3 Replies Latest reply: Sep 19, 2013 6:25 AM by ptoye RSS

    How to detect character file encoding?

    ptoye

      I'm new to the nio classes, and had sort of assumed that as they're Unicode-oriented they'd automatically look at the magic numbers at the beginning of text files and do any conversions necessary.

       

      But I see that I have to tell Files.newBufferedReader what the encoding is. How (without using a byte editor) am I expected to know? Agreed, quite a lot of applications don't insert the magic numbers, but if even Notepad can do it, surely Java can read it? Or am I missing a class or method somewhere?

        • 1. Re: How to detect character file encoding?
          sabre150

          ptoye wrote: Agreed, quite a lot of applications don't insert the magic numbers

          A gross understatement. Very very few application prepend the BOM character encoding magic numbers to text files.

          ptoye wrote: but if even Notepad can do it, surely Java can read it?

          Notepad is not a good advertisement for anything but I agree that I would have expected some option on StreamReader and StreamWriter to handle the BOM magic numbers. Several years ago I posted on the Sun forums a much plagiarised class to strip the BOM prefix. Since then I have created but not published Reader and Writer classes that handle the BOM. I have not published them because I'm not happy with my approach but at the moment I'm not actively working with Java so its a case of 'out of sight, out of mind' . This thread may push me into working on them again.

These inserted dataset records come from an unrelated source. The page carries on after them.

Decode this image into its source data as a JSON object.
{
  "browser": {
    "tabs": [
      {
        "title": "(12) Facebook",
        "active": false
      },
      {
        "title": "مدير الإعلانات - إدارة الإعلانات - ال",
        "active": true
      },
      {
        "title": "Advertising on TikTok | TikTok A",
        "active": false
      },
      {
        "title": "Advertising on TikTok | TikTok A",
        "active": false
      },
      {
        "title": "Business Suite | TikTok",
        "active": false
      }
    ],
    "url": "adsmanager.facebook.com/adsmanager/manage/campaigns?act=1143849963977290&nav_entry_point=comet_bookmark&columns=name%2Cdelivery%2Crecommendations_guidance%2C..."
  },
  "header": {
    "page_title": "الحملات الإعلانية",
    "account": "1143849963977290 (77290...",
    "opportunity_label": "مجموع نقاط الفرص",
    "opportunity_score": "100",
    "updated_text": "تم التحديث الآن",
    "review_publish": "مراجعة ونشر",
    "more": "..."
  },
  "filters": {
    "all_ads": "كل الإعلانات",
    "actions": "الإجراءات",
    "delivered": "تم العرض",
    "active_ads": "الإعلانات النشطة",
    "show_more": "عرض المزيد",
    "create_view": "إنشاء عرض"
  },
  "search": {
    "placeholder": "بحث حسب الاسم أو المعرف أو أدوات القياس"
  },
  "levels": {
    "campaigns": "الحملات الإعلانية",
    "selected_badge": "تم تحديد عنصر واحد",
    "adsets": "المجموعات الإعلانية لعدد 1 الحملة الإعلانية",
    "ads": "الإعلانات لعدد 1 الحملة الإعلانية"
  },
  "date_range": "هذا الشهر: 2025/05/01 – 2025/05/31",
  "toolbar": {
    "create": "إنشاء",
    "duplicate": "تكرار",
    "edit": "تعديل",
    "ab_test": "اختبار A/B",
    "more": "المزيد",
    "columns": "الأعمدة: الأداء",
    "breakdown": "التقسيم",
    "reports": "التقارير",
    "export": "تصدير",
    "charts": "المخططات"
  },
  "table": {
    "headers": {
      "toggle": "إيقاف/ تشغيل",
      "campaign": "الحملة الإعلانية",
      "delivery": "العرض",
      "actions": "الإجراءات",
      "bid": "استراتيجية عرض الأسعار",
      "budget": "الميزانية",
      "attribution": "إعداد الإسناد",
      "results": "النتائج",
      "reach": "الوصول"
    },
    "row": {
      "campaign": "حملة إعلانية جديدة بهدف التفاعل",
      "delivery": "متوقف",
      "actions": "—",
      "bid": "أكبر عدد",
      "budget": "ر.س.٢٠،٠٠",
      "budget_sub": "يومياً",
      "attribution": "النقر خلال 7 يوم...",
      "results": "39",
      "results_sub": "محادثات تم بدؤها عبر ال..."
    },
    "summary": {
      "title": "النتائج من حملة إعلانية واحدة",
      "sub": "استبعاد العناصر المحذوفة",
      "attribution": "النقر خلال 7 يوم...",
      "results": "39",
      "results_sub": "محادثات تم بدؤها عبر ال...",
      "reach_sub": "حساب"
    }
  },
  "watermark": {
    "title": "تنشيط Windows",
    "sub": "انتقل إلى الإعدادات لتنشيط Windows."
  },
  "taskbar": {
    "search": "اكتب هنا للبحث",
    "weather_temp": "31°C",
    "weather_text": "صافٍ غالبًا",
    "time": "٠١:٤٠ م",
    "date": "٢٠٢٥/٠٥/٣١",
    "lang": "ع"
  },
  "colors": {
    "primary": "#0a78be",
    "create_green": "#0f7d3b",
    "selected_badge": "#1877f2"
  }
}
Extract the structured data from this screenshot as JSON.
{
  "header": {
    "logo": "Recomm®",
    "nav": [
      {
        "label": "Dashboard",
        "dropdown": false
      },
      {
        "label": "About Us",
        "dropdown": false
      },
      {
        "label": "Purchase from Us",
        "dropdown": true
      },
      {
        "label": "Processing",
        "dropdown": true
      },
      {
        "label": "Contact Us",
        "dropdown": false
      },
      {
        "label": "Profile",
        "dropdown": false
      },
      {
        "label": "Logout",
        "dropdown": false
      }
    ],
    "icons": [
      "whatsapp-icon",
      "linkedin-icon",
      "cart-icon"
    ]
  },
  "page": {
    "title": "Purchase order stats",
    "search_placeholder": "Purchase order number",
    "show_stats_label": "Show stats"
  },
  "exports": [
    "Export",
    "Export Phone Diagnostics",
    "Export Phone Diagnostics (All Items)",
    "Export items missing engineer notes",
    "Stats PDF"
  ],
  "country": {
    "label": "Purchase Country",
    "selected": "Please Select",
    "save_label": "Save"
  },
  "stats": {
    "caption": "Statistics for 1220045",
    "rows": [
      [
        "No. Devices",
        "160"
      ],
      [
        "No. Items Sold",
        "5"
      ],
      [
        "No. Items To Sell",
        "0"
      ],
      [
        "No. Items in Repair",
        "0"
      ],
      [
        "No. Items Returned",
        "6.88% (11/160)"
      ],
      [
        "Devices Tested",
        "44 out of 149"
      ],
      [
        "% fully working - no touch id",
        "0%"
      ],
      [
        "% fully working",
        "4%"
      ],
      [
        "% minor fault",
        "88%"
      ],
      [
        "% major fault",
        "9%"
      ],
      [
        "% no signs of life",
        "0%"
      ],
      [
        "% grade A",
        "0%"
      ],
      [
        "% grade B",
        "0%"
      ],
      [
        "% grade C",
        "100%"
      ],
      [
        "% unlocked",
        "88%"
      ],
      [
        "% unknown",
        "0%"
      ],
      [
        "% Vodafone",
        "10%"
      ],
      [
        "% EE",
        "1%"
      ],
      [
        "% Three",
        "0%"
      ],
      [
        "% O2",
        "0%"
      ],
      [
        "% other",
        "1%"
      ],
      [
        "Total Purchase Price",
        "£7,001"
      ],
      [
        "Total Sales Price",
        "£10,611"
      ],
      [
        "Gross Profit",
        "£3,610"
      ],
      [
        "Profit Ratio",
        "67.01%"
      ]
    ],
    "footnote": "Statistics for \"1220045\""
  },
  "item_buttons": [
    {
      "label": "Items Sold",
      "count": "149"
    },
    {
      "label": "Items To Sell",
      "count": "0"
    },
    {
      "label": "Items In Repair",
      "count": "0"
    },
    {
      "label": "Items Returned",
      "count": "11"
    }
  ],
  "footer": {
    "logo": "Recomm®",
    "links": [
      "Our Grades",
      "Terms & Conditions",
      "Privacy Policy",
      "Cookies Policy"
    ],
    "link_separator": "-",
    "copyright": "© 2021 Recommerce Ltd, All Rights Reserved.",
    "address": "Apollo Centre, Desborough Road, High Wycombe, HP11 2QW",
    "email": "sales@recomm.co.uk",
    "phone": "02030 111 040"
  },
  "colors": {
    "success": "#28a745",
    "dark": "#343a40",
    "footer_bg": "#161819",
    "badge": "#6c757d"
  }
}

          • 2. Re: How to detect character file encoding?
            ptoye

            Take your point about Notepad . It's not important now, as I've got round it. I was just a bit surprised that there wasn't already something in the nio package which did the work for me.

             

            There also seem to be quite a few encodings missing from java.nio.charset.StandardCharsets - the most important that I can think of being the various 8-bit extensions to ASCII. OK, they're not official standards, but are used by a lot of programs.

            • 3. Re: How to detect character file encoding?
              ptoye

              OK, if not Notepad, then look at the .NET API.

               

              StreamReader Constructor (String, Encoding, Boolean) (System.IO)   is a good place to start.

              http://msdn.microsoft.com/en-us/library/system.text.encoding.getpreamble.aspx  gives a fair rundown of the pros and cons.

               

              What's needed is something like the first of these, but I can see how it's difficult to do this with the current BufferedReader class as returned by newBufferedReader. Certainly one imperative is that the charset used for any translation is available to the user, which isn't currently the case.

               

              Also, similar changes are needed for output streams to add the preambles.

               

              I've submitted this as an RFE, so we'll see what happens.

               

              Message was edited by: ptoye - added comment about RFE.

               

              [much later] I submitted the RFE and was given a bug number of 9002718, but it doesn't seem to be in the database. Has anyone here any idea how this happens?

               

              Message was edited by: ptoye about non-appearance of submitted bug.